There are two things that matter:

- If learning rate is too big, we might miss the optimal configuration. We might be oscillating here and there.
- If learning rate is too small, it might take eternity to reach the desired weights.

Learning rate is generally represented by Greek letter called

eta.

```
>> eta = 0.01
```

## Perceptron Learning Rule (Finally)

```
wi -> wi + eta * average_error * xi
```

```
>> delta = np.dot( X_train.T, errors)
array([[ 1.21992107],
[ 0.94966897]])
```

```
>> synapses += eta * delta
array([[-0.55039632],
[ 0.53477936]])
```

## After Several Iterations

Let’s run the update rule for many iterations and see the weights.

```
for i in range(3000):
y = np.dot(X_train, synapses)
z = sigmoid(y)
errors = Y_train - z
delta = np.dot(X_train.T, errors)
synapses += eta * delta
```

```
>> synapses
array([[ 3.38947881],
[ 3.50387352]])
>> y = np.dot(X_train, synapses)
array([[ 0. ],
[ 3.50387352],
[ 3.38947881],
[ 6.89335232]])
>> z = sigmoid(y)
array([[ 0.5 ],
[ 0.97079778],
[ 0.9673741 ],
[ 0.99898652]])
```

Now that’s better. *Phew!!!*

## That Output to Zero Inputs seems out of place

Yes. For a perceptron, if all the inputs are zero the activation gives an output of a constant **0.5**.

This doesn’t look quite good, right? - Of course it doesn’t.

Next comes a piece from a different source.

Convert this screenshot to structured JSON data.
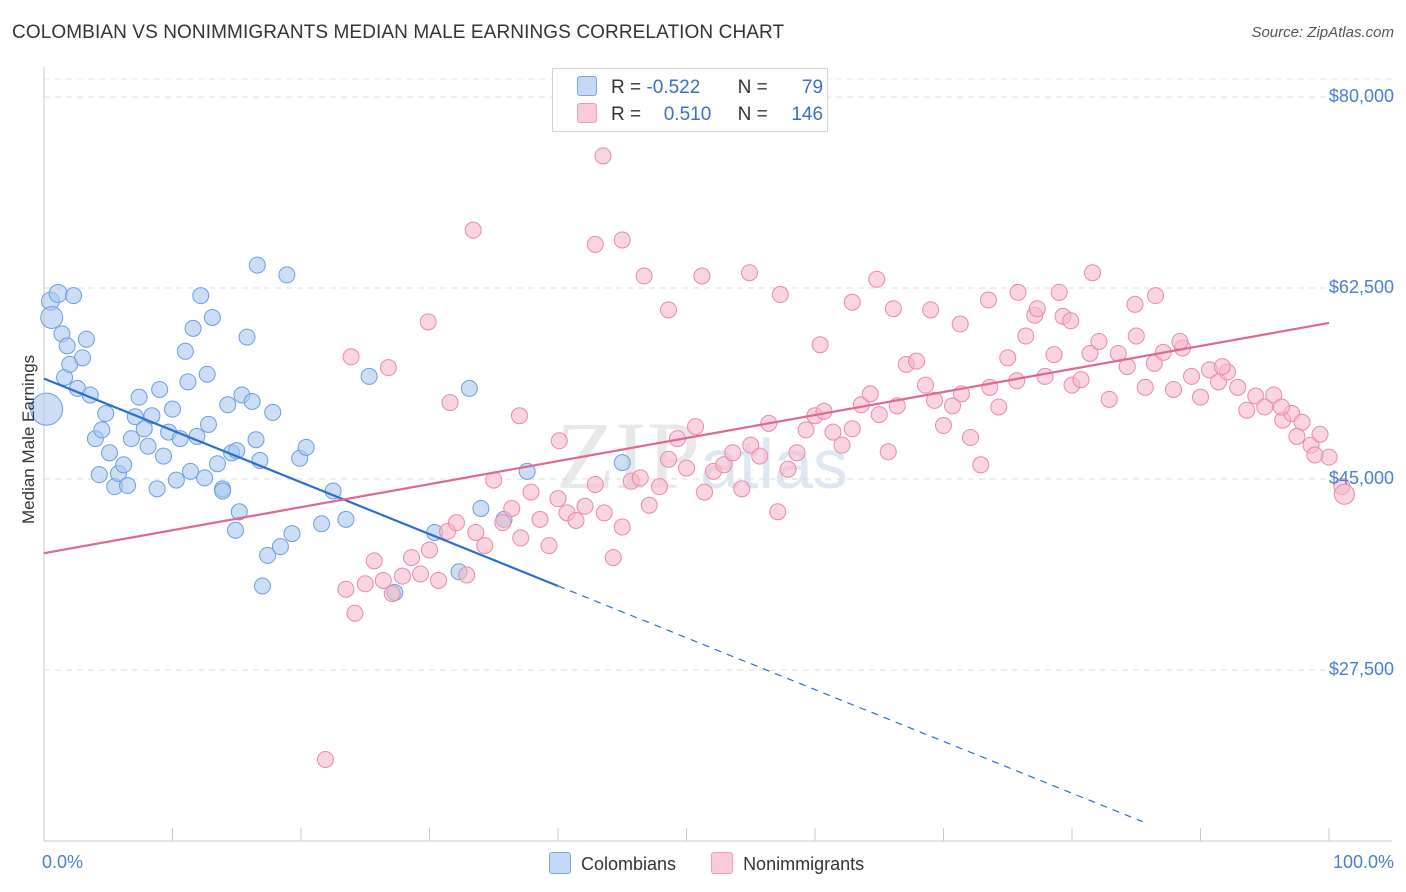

To handle such inputs, the perceptron has a concept called *bias*.
A bias is nothing but (yet another) connection that has constant input of **1**.
We update the bias like any other weights like above.
A bias, in fact, is just shifting the activation function here or there.

## Final Note

The *optimial weight* I have been mentioning is just one of the configurations of weights for which the model accurately predicts the output.
However it is not guaranteed that the system/model converges to a global optmial configuration. This is the intuition behind Gradient Descent

The intuition behind perceptron update rule, in fact, can be mathematically derived using **Gradient Descent**.
And that my friend, is a topic for some other day.

## Food For Thought

Perceptron is nothing more than a way to construct a linear boundary between the datasets for classificaiton.

Try the perceptron for **XOR** gate and see if you get what *linearity* is.